The Company had excess interest expense carryforwards of $1,594 as of December 31, 2022. Federal laws impose restrictions on the utilization of section 163 (j) excess interest expense carryforwards in the event of a change in ownership of the Company, which constitutes an ‘ownership change’ as defined by Internal Revenue Code Section 382 and 383. The Company experienced an ownership change in July 2022 that materially impacts the availability of its excess interest expense. However, since the Section 163(j) excess interest expense carryover does not expire, there will be no limitation under Section 382 against the excess interest expense carryover in 2022. Should the Company utilize the excess interest expense in the future, the availability of its carryforwards would be substantially restricted.

 

Uncertain Tax Positions

 

The Company accounts for uncertainty in income taxes in accordance with ASC 740, Income Taxes. Under ASC 740, uncertain tax positions, are evaluated in a two-step process. The Company first determines whether it is more likely than not that a tax position will be sustained upon examination by the tax authority, including resolutions of any related appeals or litigation processes, based on technical merit. If a tax position meets the more-likely-than-not recognition threshold it is then measured to determine the amount of benefit to recognize, in the consolidated financial statements. The tax position is measured as the largest amount of benefit that is greater than 50% likely of being realized upon ultimate settlement.

 

The following table summarizes the activity related to unrecognized tax benefits as follows as of December 31:

 

In thousands   2022     2021  
Unrecognized benefit-beginning of period   $ 1,306     $ 1,190  
Gross increases-prior period tax positions           34  
Gross (decreases)-prior period tax positions     (33 )      
Decrease prior period tax positions - settlements            
Gross increases -current period tax positions           82  
Unrecognized benefit-end of period   $ 1,273     $ 1,306  

 

$33 of the unrecognized tax benefits as of December 31, 2022, are accounted for as a reduction in the Company’s deferred tax assets. Due to the Company’s valuation allowance, only $1,240 of the $1,273 of unrecognized tax benefits would affect the Company’s effective tax rate, if recognized.
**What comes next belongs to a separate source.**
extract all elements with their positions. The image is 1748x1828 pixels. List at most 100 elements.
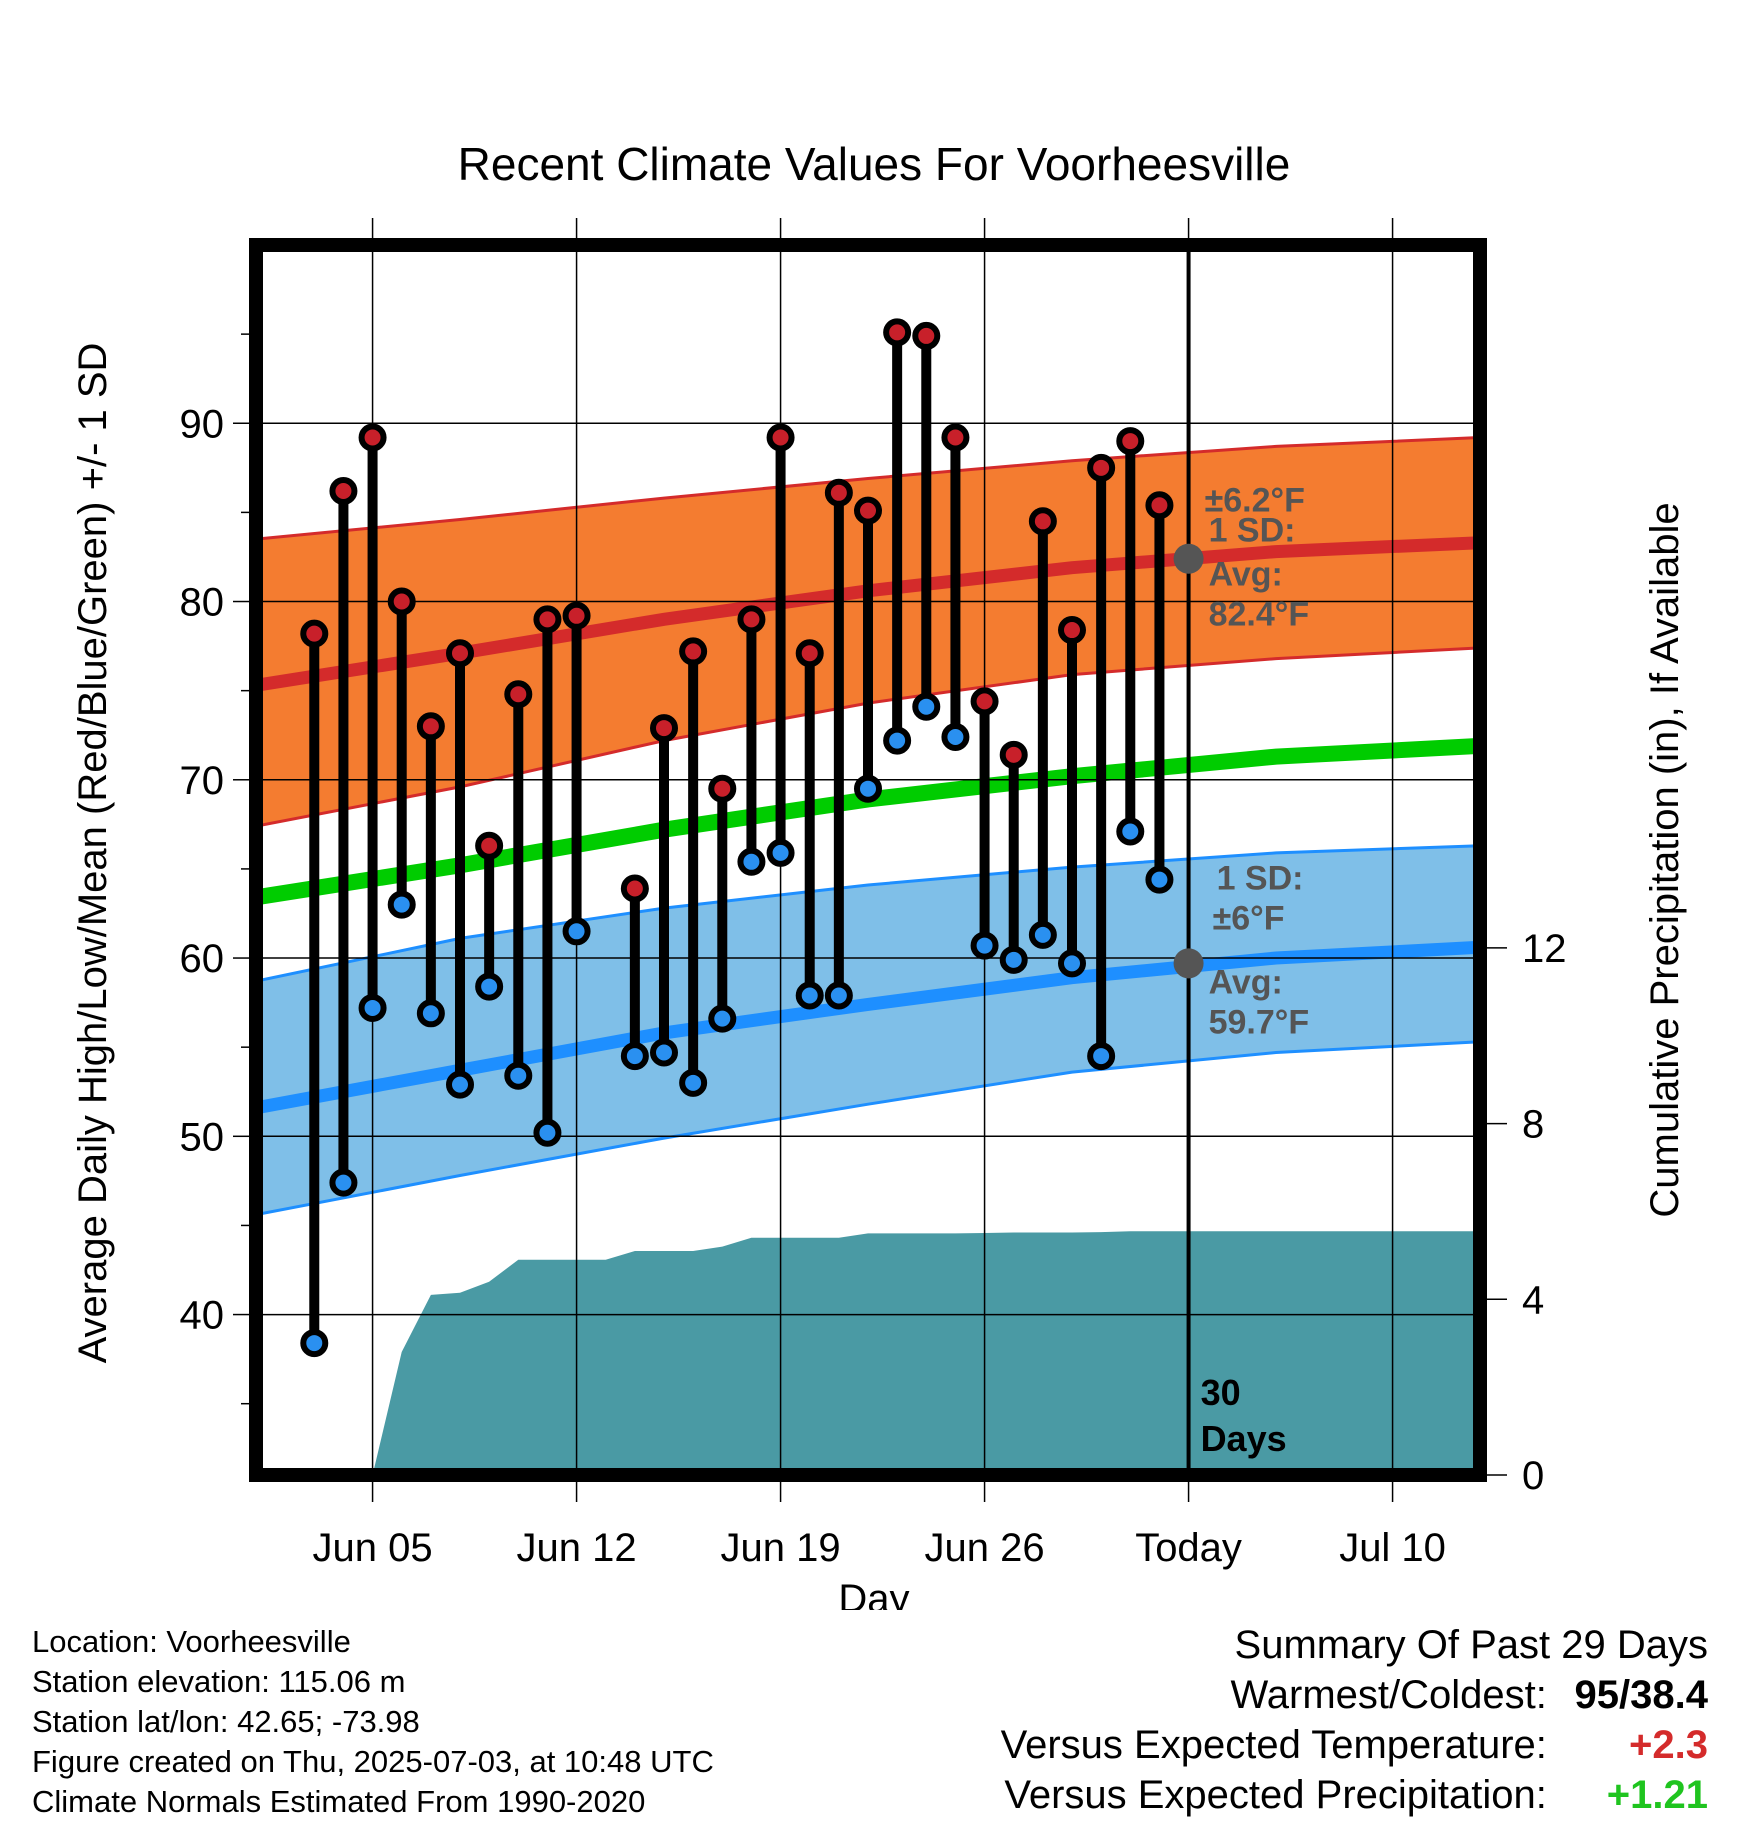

The Company does not believe it is reasonably possible that its unrecognized tax benefits will significantly change in the next twelve months.

 

The Company recognizes interest and penalties related to unrecognized tax benefits as income tax expense. The Company reported a tax expense of $40 of interest and penalties in 2021 and the Company has accrued a $176 liability for accrued interest and penalties related to unrecognized tax benefit as of December 31, 2022.

 

The Company does not expect any significant change in its unrecognized tax benefits during the next twelve months.

 

The Company’s material income tax jurisdictions are the United States (federal and California), China and India. As a result of net operating loss and credit carryforwards, the Company is subject to audit for tax years 2012 and forward for California purposes and for 2017 and forward for federal tax purposes. The China tax years are open under the statute of limitations from 2017 and forward. The India tax years are open under the statute of limitations from 2018 and forward.

 

 

Accounting for GILTI requires companies to adopt tax accounting policies related to:

 

Treating the book-tax differences as either period costs or to recognize GILTI related deferred tax assets/liabilities in accounting for the GILTI book-tax differences. The Company has elected to treat this difference as a period cost.

 

In the Company’s valuation allowance analysis, the Company will elect the Increment Cash Tax Savings Approach in determining its U.S. valuation allowance.